Stochastic Training of Graph Convolutional Networks with Variance Reduction
This addresses scalability issues for researchers and practitioners using GCNs on large graphs, though it is incremental as it builds on existing neighbor sampling approaches.
The paper tackled the problem of exponential receptive field growth in Graph Convolutional Networks (GCNs) by developing control variate-based algorithms that allow sampling arbitrarily small neighbor sizes, resulting in runtime reduced to one-seventh of previous methods on a large Reddit dataset.

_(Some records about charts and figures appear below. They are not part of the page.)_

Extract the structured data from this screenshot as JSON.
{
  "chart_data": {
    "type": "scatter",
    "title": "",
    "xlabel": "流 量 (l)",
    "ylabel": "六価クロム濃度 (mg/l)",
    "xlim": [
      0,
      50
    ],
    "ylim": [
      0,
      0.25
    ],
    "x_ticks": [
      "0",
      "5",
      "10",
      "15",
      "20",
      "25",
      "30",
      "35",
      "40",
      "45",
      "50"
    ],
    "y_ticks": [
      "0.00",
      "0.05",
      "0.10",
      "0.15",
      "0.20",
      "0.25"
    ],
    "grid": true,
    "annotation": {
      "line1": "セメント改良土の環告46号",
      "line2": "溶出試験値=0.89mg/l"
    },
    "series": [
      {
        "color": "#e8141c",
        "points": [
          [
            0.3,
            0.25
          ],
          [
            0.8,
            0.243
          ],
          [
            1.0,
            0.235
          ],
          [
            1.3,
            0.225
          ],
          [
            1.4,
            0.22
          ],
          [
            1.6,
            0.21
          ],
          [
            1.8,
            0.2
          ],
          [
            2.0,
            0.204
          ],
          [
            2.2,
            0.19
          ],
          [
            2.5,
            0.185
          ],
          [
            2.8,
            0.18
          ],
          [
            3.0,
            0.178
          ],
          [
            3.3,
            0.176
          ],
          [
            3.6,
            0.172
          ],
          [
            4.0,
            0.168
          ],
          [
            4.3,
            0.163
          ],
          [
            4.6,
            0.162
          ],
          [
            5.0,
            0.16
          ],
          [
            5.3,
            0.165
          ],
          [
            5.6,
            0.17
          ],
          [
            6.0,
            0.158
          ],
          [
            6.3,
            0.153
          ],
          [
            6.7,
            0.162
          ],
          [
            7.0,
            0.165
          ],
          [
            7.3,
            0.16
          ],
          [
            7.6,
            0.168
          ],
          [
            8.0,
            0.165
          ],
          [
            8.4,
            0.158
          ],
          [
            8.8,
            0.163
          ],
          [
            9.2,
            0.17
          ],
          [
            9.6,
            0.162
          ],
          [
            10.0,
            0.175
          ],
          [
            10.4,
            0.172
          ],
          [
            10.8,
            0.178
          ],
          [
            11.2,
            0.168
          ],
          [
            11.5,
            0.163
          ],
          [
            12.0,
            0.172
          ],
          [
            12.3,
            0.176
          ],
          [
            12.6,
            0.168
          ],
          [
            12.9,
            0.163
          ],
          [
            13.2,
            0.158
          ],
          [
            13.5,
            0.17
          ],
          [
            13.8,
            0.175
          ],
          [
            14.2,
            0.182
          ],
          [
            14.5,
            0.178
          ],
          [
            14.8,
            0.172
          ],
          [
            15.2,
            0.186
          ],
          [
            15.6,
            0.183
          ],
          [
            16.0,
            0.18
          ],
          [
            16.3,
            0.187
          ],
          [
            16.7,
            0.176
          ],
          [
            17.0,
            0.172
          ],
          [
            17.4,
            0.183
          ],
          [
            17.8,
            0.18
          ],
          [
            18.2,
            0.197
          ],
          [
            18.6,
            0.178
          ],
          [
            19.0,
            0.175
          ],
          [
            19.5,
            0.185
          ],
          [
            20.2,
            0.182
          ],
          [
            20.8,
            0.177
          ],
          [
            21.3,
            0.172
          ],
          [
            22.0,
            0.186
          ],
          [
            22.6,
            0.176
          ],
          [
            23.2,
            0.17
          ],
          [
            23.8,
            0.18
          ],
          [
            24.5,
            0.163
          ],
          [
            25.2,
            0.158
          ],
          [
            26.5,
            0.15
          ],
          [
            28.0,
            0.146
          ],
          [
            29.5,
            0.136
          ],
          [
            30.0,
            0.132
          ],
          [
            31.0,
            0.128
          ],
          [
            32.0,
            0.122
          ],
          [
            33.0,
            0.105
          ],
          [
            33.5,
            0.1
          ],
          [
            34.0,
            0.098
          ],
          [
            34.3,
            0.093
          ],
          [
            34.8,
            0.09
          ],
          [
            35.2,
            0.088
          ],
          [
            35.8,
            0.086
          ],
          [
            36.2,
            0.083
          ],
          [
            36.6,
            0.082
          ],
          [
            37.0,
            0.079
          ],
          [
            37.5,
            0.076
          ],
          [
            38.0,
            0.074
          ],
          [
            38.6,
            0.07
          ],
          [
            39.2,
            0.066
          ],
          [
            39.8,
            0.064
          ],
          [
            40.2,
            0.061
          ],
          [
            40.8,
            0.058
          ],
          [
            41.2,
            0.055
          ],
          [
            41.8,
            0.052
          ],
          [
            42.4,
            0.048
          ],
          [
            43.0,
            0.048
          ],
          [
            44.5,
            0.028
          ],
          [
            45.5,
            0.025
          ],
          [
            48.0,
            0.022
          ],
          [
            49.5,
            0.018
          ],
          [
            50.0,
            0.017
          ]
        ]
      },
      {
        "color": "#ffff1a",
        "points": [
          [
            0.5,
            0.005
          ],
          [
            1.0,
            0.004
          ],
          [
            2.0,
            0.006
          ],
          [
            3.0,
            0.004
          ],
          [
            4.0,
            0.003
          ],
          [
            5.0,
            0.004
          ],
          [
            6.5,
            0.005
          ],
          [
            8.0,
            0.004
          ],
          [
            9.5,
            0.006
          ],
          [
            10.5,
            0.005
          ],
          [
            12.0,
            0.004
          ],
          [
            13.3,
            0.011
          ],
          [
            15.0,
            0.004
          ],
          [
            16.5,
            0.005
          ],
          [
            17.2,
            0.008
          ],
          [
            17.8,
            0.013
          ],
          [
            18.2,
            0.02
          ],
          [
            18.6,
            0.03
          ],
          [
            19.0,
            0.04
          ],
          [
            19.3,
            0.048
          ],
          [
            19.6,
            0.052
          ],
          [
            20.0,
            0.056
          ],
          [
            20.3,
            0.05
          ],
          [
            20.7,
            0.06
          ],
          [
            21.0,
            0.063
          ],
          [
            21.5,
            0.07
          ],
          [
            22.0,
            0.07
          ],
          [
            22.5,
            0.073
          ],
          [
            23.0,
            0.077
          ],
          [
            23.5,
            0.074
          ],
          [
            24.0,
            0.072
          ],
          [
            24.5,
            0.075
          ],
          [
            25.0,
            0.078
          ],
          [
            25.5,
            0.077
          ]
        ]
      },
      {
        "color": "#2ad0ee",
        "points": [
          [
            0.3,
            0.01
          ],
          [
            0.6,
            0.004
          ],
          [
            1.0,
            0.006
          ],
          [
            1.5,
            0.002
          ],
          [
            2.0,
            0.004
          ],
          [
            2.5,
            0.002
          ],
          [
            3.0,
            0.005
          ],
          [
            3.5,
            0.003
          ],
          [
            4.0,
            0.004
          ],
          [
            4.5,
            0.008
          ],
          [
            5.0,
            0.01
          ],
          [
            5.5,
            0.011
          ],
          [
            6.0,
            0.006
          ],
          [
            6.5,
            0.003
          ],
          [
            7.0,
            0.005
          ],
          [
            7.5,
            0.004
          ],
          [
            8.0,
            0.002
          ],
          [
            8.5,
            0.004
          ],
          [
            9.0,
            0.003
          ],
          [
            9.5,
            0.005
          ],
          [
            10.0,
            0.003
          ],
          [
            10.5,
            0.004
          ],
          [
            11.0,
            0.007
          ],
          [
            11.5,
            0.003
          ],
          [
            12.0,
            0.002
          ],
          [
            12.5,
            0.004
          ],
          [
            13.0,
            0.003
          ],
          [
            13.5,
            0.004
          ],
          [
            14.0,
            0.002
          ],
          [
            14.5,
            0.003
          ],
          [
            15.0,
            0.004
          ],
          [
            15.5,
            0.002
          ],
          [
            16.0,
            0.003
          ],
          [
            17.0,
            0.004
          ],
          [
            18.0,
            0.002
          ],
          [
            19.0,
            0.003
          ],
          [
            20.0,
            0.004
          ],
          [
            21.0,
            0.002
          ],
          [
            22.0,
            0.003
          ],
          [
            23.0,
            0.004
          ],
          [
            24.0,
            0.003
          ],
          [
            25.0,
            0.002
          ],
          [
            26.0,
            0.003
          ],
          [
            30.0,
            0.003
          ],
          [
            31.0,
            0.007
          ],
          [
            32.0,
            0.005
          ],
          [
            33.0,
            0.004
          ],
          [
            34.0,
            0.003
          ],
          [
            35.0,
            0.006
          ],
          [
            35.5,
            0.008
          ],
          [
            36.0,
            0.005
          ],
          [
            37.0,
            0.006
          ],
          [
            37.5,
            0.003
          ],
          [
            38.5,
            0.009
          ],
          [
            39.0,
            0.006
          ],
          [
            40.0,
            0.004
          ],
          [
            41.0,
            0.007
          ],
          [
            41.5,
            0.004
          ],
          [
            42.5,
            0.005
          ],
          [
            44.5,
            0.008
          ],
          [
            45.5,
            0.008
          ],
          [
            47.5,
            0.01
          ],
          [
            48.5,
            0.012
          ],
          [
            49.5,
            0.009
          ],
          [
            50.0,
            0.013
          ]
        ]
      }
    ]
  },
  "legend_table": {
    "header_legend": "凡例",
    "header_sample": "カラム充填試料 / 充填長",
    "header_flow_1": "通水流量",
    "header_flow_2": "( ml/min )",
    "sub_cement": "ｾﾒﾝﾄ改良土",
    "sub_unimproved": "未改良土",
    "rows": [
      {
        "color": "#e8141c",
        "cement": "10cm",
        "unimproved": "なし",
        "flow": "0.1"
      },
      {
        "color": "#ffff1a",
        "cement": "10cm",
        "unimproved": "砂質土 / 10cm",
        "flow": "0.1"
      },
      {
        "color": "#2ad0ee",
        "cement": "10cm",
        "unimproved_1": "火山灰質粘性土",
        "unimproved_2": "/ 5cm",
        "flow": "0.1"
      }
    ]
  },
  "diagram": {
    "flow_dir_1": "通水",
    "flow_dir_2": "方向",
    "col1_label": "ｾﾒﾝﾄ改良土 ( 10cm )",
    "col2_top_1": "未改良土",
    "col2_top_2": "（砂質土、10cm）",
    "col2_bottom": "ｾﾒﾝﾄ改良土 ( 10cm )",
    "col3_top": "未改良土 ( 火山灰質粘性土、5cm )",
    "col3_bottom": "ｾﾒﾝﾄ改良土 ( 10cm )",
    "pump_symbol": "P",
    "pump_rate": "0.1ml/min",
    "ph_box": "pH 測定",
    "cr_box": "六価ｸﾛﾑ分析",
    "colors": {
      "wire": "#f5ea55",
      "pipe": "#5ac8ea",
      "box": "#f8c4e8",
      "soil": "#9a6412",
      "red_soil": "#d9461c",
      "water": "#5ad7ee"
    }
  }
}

Graph convolutional networks (GCNs) are powerful deep neural networks for graph-structured data. However, GCN computes the representation of a node recursively from its neighbors, making the receptive field size grow exponentially with the number of layers. Previous attempts on reducing the receptive field size by subsampling neighbors do not have a convergence guarantee, and their receptive field size per node is still in the order of hundreds. In this paper, we develop control variate based algorithms which allow sampling an arbitrarily small neighbor size. Furthermore, we prove new theoretical guarantee for our algorithms to converge to a local optimum of GCN. Empirical results show that our algorithms enjoy a similar convergence with the exact algorithm using only two neighbors per node. The runtime of our algorithms on a large Reddit dataset is only one seventh of previous neighbor sampling algorithms.